High-yield seeds were at the center of the former Green Revolution in Asia. While many have viewed GM crops as the latest step in high-yield agriculture and a way to fight hunger in the Third World, many others have criticized that approach and African countries have resisted for numerous reasons: the risk of GMO contamination, trade impediments to GM crops, the issues of patenting seed and the high costs of large-scale intensive agriculture. Although AGRA has not ruled out GMOs, the group says on its web site:
The Alliance is not at this time funding the development of new varieties through the use of genetic engineering. We have chosen to focus on conventional breeding techniques—which can be quite technologically sophisticated—for two main reasons:
- We know that conventional methods of plant breeding can produce significant benefits in the near term at relatively low cost. Until now, however, conventional plant breeding has not received sufficient attention or investment in Africa, leaving untapped the inherent genetic potential available in African crops. With improved seeds produced through conventional breeding methods, plant scientists and farmers could readily raise average cereal yields from one tonne to two tonnes per hectare—making a major contribution toward ending hunger and poverty in Africa.
- Conventional crop breeding fits within the regulatory frameworks now in place in most African countries, enabling relatively rapid dissemination to farmers of the new varieties they desire.
In a speech last month in Cape Town, when Annan was appointed to the post, the former UN secretary-general laid out the broad goals for the initiative.

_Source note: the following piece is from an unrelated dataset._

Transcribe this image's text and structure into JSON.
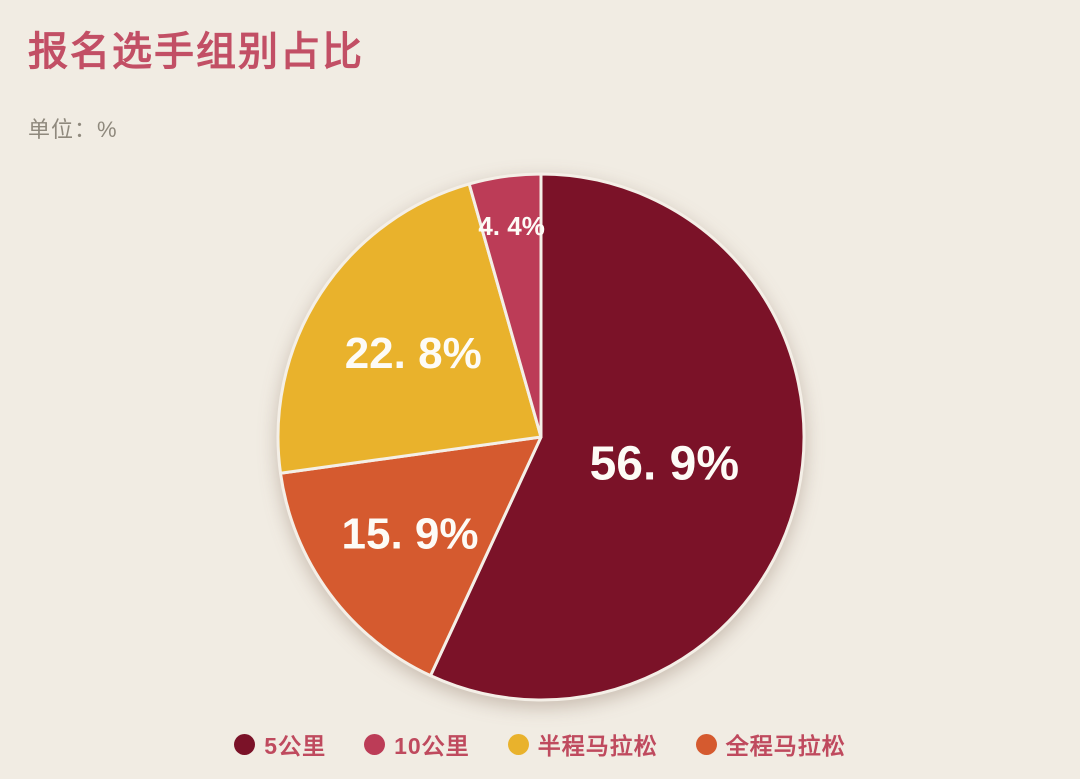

We aim to make a concrete difference in our lifetimes. With respect to seeds, the Alliance is already in the fields, working with African farmers and African agricultural scientists to breed new varieties of maize, cassava, rice, beans, sorghum and other major crops that will offer better resistance to disease and pests. Our goal is to produce 100 new crop varieties in five years. And to ensure farmers have access to these seeds, we will also move to create a wider network of local seed distributors and agro-dealers to better serve remote rural areas.
In addition, the group has goals with regards to maintaining and improving soil health, irrigation, and marketing infrastructure.
Agra was established last year with an initial $150 million grant from the Gates and Rockefeller foundations. It seeks to help millions of small-scale farmers and their families get out of poverty and hunger through sustainable growth in farm productivity and incomes. According to the Kenyan report, Annan said food production in Africa could be doubled in the next decade with improved seeds and increased access to inputs such as fertilizers and pesticides.